L’autrice Amina Damerdji vient de remporter le Prix littéraire Transfuge 2024 pour son roman Bientôt les vivants (288 pages), publié aux éditions Gallimard.
L’écrivaine, avec un style plaisant, nous transporte d’abord dans l’Algérie de 1988, les premières émeutes réprimées, la montée en puissance du mouvement islamiste, période annonciatrice d’un futur noir. Une histoire douloureuse.
La jeune Selma vit dans la proche banlieue d’Alger.
Elle n’a qu’une passion : l’équitation qu’elle pratique dans un centre non loin du village de Sidi Youcef, où se déroulera en 1997 l’un des épisodes les plus atroces de la guerre civile.
Elle consacre tout son temps libre au dressage d’un cheval que tout le monde craint, tandis que les déchirements de l’histoire traversent sa famille comme toute la société algérienne : certains sont farouchement opposés aux islamistes, d’autres penchent pour le FIS, d’autres encore profitent du chaos pour s’enrichir…
C’est dans ce contexte tragique que Selma apprendra à grandir, trouvant dans la relation avec son cheval et avec la nature un antidote à la violence des hommes. Bien que le martyre du village de Sidi Youcef éclaire d’une lumière terrible les trajectoires des divers personnages, ce roman reste constamment chaleureux et humain.

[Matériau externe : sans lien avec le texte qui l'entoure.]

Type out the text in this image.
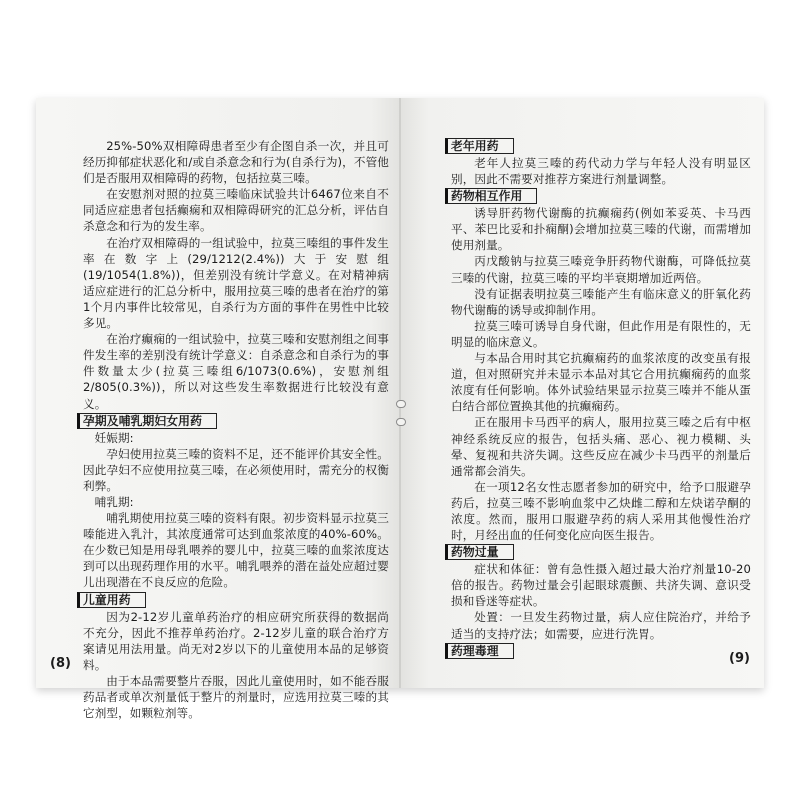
25%-50%双相障碍患者至少有企图自杀一次，并且可经历抑郁症状恶化和/或自杀意念和行为(自杀行为)，不管他们是否服用双相障碍的药物，包括拉莫三嗪。

在安慰剂对照的拉莫三嗪临床试验共计6467位来自不同适应症患者包括癫痫和双相障碍研究的汇总分析，评估自杀意念和行为的发生率。

在治疗双相障碍的一组试验中，拉莫三嗪组的事件发生率在数字上(29/1212(2.4%))大于安慰组(19/1054(1.8%))，但差别没有统计学意义。在对精神病适应症进行的汇总分析中，服用拉莫三嗪的患者在治疗的第1个月内事件比较常见，自杀行为方面的事件在男性中比较多见。

在治疗癫痫的一组试验中，拉莫三嗪和安慰剂组之间事件发生率的差别没有统计学意义：自杀意念和自杀行为的事件数量太少(拉莫三嗪组6/1073(0.6%)，安慰剂组2/805(0.3%))，所以对这些发生率数据进行比较没有意义。

孕期及哺乳期妇女用药

妊娠期:

孕妇使用拉莫三嗪的资料不足，还不能评价其安全性。因此孕妇不应使用拉莫三嗪，在必须使用时，需充分的权衡利弊。

哺乳期:

哺乳期使用拉莫三嗪的资料有限。初步资料显示拉莫三嗪能进入乳汁，其浓度通常可达到血浆浓度的40%-60%。在少数已知是用母乳喂养的婴儿中，拉莫三嗪的血浆浓度达到可以出现药理作用的水平。哺乳喂养的潜在益处应超过婴儿出现潜在不良反应的危险。

儿童用药

因为2-12岁儿童单药治疗的相应研究所获得的数据尚不充分，因此不推荐单药治疗。2-12岁儿童的联合治疗方案请见用法用量。尚无对2岁以下的儿童使用本品的足够资料。

由于本品需要整片吞服，因此儿童使用时，如不能吞服药品者或单次剂量低于整片的剂量时，应选用拉莫三嗪的其它剂型，如颗粒剂等。

(8)
老年用药

老年人拉莫三嗪的药代动力学与年轻人没有明显区别，因此不需要对推荐方案进行剂量调整。

药物相互作用

诱导肝药物代谢酶的抗癫痫药(例如苯妥英、卡马西平、苯巴比妥和扑痫酮)会增加拉莫三嗪的代谢，而需增加使用剂量。

丙戊酸钠与拉莫三嗪竞争肝药物代谢酶，可降低拉莫三嗪的代谢，拉莫三嗪的平均半衰期增加近两倍。

没有证据表明拉莫三嗪能产生有临床意义的肝氧化药物代谢酶的诱导或抑制作用。

拉莫三嗪可诱导自身代谢，但此作用是有限性的，无明显的临床意义。

与本品合用时其它抗癫痫药的血浆浓度的改变虽有报道，但对照研究并未显示本品对其它合用抗癫痫药的血浆浓度有任何影响。体外试验结果显示拉莫三嗪并不能从蛋白结合部位置换其他的抗癫痫药。

正在服用卡马西平的病人，服用拉莫三嗪之后有中枢神经系统反应的报告，包括头痛、恶心、视力模糊、头晕、复视和共济失调。这些反应在减少卡马西平的剂量后通常都会消失。

在一项12名女性志愿者参加的研究中，给予口服避孕药后，拉莫三嗪不影响血浆中乙炔雌二醇和左炔诺孕酮的浓度。然而，服用口服避孕药的病人采用其他慢性治疗时，月经出血的任何变化应向医生报告。

药物过量

症状和体征：曾有急性摄入超过最大治疗剂量10-20倍的报告。药物过量会引起眼球震颤、共济失调、意识受损和昏迷等症状。

处置：一旦发生药物过量，病人应住院治疗，并给予适当的支持疗法；如需要，应进行洗胃。

药理毒理
(9)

Un extrait du roman : «Aïcha courut à travers le village. Ses jambes tremblaient et son cœur battait si fort qu’il semblait vouloir sortir de sa poitrine. Elle connaissait le mot, dhabahine, les égorgeurs. Dhabahine, dhabahine !» Contactée, l’auteure a déclaré à chaud : «Ce prix m’honore et m’émeut d’autant plus que ce roman a pour cadre l’Algérie de mon enfance, une Algérie déchirée par la violence, qui a été peu racontée.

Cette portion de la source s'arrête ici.